Open communication with a doctor, followed by an appointment with a therapist, is a way to get a handle on depression — during or after pregnancy. From there, it can be determined what the next steps could be.
“Sometimes, therapy is all that’s needed,” said Wu. “But a small percentage of patients will need actual medication for depression, so they may see a psychiatrist who could prescribe the right medication for them and follow their medication dosages.”
As with everything else related to pregnancy, it’s critical to keep your doctor in the loop, says Wu.
“Many women, when they get pregnant, expect to have morning sickness,” she said. “They really should let their doctor know how they’re feeling and what’s going on because sometimes we have patients who’ve been having very bad hyperemesis, and they call us when things are really dire — like they haven’t kept food or water down for half a day. At that point, we have to hospitalize them, because they are in a very bad situation.”
A critical ingredient in helping women through difficult pregnancies is a support system — whether it’s a partner, friend, parents, or other family members.
Goist says it can be helpful for pregnant women to simply communicate how they’re feeling to their partner.

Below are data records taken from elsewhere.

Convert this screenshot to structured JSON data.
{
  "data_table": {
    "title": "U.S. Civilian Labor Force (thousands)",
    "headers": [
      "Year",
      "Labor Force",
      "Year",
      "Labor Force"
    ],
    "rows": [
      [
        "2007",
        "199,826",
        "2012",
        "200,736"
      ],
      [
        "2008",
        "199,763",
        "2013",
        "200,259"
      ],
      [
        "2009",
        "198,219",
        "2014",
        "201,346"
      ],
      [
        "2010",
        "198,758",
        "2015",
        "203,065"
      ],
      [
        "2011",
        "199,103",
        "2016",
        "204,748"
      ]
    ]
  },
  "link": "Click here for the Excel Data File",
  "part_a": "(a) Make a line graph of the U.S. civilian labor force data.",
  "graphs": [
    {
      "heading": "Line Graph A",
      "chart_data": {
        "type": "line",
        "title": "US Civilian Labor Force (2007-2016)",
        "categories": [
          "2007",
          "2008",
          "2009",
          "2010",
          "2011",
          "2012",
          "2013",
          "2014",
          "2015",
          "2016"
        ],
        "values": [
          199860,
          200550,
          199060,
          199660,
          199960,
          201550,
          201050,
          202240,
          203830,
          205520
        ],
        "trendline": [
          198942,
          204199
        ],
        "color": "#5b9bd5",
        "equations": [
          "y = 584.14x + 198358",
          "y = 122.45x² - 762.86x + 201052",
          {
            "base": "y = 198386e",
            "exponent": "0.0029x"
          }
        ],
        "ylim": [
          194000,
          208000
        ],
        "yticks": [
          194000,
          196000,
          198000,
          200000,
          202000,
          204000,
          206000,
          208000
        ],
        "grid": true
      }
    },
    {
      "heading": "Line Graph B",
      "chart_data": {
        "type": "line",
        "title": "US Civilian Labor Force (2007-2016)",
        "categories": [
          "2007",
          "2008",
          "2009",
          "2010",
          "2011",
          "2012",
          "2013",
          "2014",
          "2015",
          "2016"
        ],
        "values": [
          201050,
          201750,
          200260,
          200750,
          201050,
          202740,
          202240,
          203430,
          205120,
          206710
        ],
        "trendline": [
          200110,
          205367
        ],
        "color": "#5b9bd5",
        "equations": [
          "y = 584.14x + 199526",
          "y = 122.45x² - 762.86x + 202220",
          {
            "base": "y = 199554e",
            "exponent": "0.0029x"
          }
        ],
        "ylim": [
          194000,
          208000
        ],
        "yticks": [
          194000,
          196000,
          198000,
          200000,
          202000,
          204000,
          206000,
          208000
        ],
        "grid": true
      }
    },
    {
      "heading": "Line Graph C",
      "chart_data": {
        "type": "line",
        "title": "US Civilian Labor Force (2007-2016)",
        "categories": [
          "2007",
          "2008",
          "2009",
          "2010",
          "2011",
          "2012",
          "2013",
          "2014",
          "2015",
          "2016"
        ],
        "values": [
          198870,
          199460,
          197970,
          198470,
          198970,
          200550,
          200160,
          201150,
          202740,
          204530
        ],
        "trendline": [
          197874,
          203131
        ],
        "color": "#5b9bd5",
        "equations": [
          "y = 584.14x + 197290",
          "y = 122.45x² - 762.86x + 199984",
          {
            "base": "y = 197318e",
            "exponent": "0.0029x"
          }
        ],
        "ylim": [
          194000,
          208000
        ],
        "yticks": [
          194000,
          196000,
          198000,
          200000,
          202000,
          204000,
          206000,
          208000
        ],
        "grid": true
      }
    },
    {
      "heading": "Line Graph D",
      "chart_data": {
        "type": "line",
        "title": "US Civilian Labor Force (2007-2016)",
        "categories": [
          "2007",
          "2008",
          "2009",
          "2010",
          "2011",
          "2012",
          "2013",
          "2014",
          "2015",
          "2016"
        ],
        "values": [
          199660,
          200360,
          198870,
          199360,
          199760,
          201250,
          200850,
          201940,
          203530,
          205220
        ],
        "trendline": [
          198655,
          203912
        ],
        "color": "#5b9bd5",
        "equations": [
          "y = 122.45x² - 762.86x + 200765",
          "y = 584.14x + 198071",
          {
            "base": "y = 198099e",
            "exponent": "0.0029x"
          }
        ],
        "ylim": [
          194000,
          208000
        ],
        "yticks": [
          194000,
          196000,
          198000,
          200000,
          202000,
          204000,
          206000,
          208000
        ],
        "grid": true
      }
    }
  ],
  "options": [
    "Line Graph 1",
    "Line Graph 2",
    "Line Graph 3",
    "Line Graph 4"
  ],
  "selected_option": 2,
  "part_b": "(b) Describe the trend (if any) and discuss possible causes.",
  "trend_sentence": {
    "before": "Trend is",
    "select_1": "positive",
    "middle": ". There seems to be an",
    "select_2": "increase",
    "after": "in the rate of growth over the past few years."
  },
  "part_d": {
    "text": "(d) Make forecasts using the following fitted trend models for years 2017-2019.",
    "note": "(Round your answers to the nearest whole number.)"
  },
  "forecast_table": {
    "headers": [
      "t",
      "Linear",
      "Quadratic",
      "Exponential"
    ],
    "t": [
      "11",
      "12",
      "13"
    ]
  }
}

“I think partners just need to be open to listening to concerns, helping in whatever way needed. This is going to be very individualized based on maternal needs,” she said. “Allow the mother to feel supported with her time, giving her time to take care of herself — for exercise, a massage, or mediation — without the guilt that comes with taking time out for herself.”
“Pregnancy is not a ‘one-size-fits-all’ condition, and listening to the mother express their concerns and/or problems can significantly benefit her well-being,” Goist said.